The second was a semi-retired (her words) professor who talked about life experiences in a manner that seemed so distant from the Tweet/text message driven social communication that occurs today. I could have listened for hours to stories about education and family. She used very rich words and assembled those words into very captivating stories.
Both instances represented styles that seemed so different from the sound bite bursts that deluge us every day.

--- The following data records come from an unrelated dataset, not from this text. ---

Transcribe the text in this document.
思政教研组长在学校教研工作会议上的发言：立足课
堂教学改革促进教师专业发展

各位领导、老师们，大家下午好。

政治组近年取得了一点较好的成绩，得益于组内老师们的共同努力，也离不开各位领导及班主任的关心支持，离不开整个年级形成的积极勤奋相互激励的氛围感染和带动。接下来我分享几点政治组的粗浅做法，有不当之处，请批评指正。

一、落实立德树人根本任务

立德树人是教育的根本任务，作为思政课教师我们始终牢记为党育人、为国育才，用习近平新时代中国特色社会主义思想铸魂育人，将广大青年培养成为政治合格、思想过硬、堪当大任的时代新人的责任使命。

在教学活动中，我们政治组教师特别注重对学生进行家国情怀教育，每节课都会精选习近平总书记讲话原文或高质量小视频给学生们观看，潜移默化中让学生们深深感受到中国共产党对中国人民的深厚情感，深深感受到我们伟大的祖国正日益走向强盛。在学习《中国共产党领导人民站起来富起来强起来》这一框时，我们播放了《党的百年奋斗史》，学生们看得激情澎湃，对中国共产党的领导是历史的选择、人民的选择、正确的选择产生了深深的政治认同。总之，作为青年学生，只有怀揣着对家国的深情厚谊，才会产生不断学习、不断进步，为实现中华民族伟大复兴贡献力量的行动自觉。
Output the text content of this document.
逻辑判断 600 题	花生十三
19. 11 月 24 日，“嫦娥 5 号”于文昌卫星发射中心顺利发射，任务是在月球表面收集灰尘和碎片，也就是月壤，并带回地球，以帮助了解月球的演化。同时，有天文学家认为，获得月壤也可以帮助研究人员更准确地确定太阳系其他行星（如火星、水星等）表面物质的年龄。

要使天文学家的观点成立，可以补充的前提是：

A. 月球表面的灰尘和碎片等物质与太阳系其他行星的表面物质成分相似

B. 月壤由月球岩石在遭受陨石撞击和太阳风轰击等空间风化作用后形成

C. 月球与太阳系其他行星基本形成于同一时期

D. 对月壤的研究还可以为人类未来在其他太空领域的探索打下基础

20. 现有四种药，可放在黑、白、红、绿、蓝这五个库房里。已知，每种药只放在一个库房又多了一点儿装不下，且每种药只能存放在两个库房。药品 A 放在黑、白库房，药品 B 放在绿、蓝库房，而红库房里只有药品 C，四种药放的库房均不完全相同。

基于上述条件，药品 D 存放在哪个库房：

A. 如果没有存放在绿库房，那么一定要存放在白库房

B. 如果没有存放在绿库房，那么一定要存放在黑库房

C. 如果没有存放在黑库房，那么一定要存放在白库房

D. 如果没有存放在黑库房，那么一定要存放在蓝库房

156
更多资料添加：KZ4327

As a follow-up to those conversations, I started to stumble upon blog posts and manifestos on the power of storytelling. Here are to highlights:
I came upon a ChangeThis manifesto by author Jonah Sachs who started that manifesto by proposing, “…if you want to be heard, you’d better learn to tell better stories.” In his manifesto, he provides ten storytelling strategies:
- Know What a Story is
- Figure Out What You Stand For
- Declare Your moral
- Now prove it
- Stop trying to Be the Hero
- Show the Broken World
- Make Sure there’s action
- Reveal the moral
- Break the mold
- Stay On ground level
Link to LeadershipSo an obvious question on the Lead Quietly blog is “What does story telling have to do with leadership?” For this question the Forbes.com blog of Dan Schawbel provides insight. How to Use Storytelling as a Leadership Tool also directed me to the work of Paul Smith who wrote the book, Lead with a Story: A Guide to Crafting Business Narratives That Captivate, Convince, and Inspire. Schawbel’s inteview with Paul Smith provided the following storytelling insights:
- Start with the context.
- Use metaphors and analogies.
- Appeal to emotion.
- Keep it tangible and concrete.
- Include a surprise.
- Use a narrative style appropriate for business.
- Move beyond telling your audience a story to creating a scene or event for them to participate in.
At the end of the week, the conversations and the reading had me thinking about my storytelling capabilities. I hope you are inspired similarly.
Thanks for reading. Please lead quietly.